Neighbor-joining tree of V domains encoded by NITR genes in zebrafish (Danio rerio, “Dr”); channel catfish (Ictalurus punctatus, “Ip”); rainbow trout (Oncorhynchus mykiss, “Om”); Southern pufferfish (Sphoeroides nephelus, “Sn”); and Japanese flounder (Paralichthys olivaceus, “Po”). Protein symbols are abbreviated to the NITR number (e.g. zebrafish Nitr14a is shown as “Dr 14a”). In the instances of NITR gene families, only one member was included in the analysis. For example Sn 16 represents Sn 16 and 22; Sn 13 represents Sn 13 and 18; Sn 20 represents Sn 14, 15, 17, 19, 20, 21, 23-26; Ip 1 represents Ip 1 and 3; and Ip 5 represents Ip 5-11. The number assigned to each interior branch is the bootstrap value; bootstrap values less than 50 are not shown. The branch lengths are measured in terms of the number of amino acid substitutions estimated by Poisson correction, with the scale given below the tree. Note that zebrafish Nitr13 and Nitr14 V domains group with catfish IpNITR13 and 15 V domains (gray shading): these 4 V domains also group together when using maximal parsimony and UPGMA methods (not shown).

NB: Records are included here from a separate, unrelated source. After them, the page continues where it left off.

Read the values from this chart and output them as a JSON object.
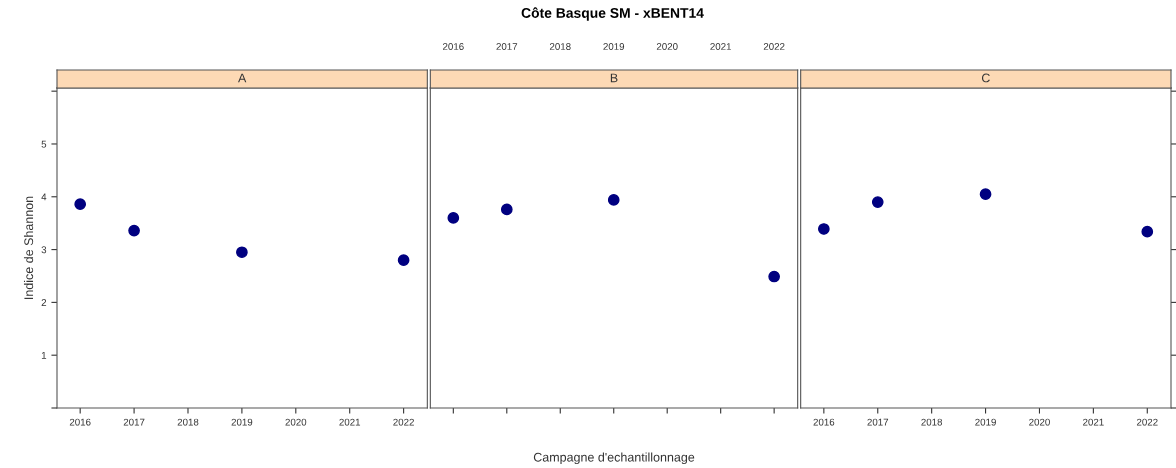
{
  "chart_data": [
    {
      "type": "scatter",
      "title": "A",
      "ylabel": "Indice de Shannon",
      "x": [
        2016,
        2017,
        2019,
        2022
      ],
      "series": [
        {
          "color": "#000080",
          "values": [
            3.86,
            3.36,
            2.95,
            2.8
          ]
        }
      ],
      "marker": "circle",
      "xlim": [
        2015.57,
        2022.44
      ],
      "xticks": [
        2016,
        2017,
        2018,
        2019,
        2020,
        2021,
        2022
      ],
      "ylim": [
        0,
        6.06
      ],
      "yticks": [
        {
          "value": 0,
          "label": null
        },
        1,
        2,
        3,
        4,
        5,
        {
          "value": 6,
          "label": null
        }
      ],
      "grid": false,
      "legend": false
    },
    {
      "type": "scatter",
      "title": "B",
      "xlabel": "Campagne d'echantillonnage",
      "annotations": [
        "Côte Basque SM - xBENT14"
      ],
      "x": [
        2016,
        2017,
        2019,
        2022
      ],
      "series": [
        {
          "color": "#000080",
          "values": [
            3.6,
            3.76,
            3.94,
            2.49
          ]
        }
      ],
      "marker": "circle",
      "xlim": [
        2015.57,
        2022.44
      ],
      "xticks": [
        2016,
        2017,
        2018,
        2019,
        2020,
        2021,
        2022
      ],
      "ylim": [
        0,
        6.06
      ],
      "tick_labels": "x",
      "grid": false,
      "legend": false
    },
    {
      "type": "scatter",
      "title": "C",
      "x": [
        2016,
        2017,
        2019,
        2022
      ],
      "series": [
        {
          "color": "#000080",
          "values": [
            3.39,
            3.9,
            4.05,
            3.34
          ]
        }
      ],
      "marker": "circle",
      "xlim": [
        2015.57,
        2022.44
      ],
      "xticks": [
        2016,
        2017,
        2018,
        2019,
        2020,
        2021,
        2022
      ],
      "ylim": [
        0,
        6.06
      ],
      "yticks": [
        {
          "value": 0,
          "label": null
        },
        {
          "value": 1,
          "label": null
        },
        {
          "value": 2,
          "label": null
        },
        {
          "value": 3,
          "label": null
        },
        {
          "value": 4,
          "label": null
        },
        {
          "value": 5,
          "label": null
        },
        {
          "value": 6,
          "label": null
        }
      ],
      "tick_labels": "x",
      "grid": false,
      "legend": false
    }
  ]
}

Figure 6. The nitr13 gene originated via transposition

(a) The nitr13 gene encodes 2 exons (top). The protein coding sequence of the nitr13 gene is comprised of 2 segments (black rectangles) in exons 1 and 2. The nitr13 mRNA possesses coding sequences for a leader (L), variable (V), intermediate (I) and transmembrane (TM) domains (middle). However a stop codon (TAA) and a reading frame shift exist between the V and I domains: a frame shift also exists between the I and the TM domains. Three non-coding sequences (gray rectangles) indicate that nitr13 arose via retrotransposition of a mature NITR mRNA: 1) a leader (L) sequence is found at the 3' end of the single intron, which is in frame with the variable (V) domain in exon 2, and 2) an Ig domain of the intermediate (I) type and 3) a transmembrane domain in the 3' untranslated region. One possible model for the nitr13 precursor mRNA is shown (bottom). (b) The protein structure of the predicted precursor to Nitr13 is compared to Nitr13.

Figure 7. Phylogenetic analyses of the untranslated I domain within the nitr13 gene

(a) The untranslated I domain encoded in the 3' untranslated region of nitr13 (termed Nitr13^P for precursor of Nitr13) is aligned with I domains from other zebrafish NITRs. Black shading indicates identical residues whereas gray shading indicates functionally similar residues. The J-related domain and residues highly conserved in Ig domains (Litman et al. 2001) are indicated above the alignment using the IMGT numbering system (Giudicelli et al. 2006). Six highly conserved cysteines, representative of NITR I domains, are indicated by asterisks below the alignment (Litman et al. 2001). (b) Phylogenetic analyses of the I domain from zebrafish Nitr13^P and I domains from the zebrafish NITR families described previously (Yoder et al. 2004). Analyses and presentation are as in Fig. 4.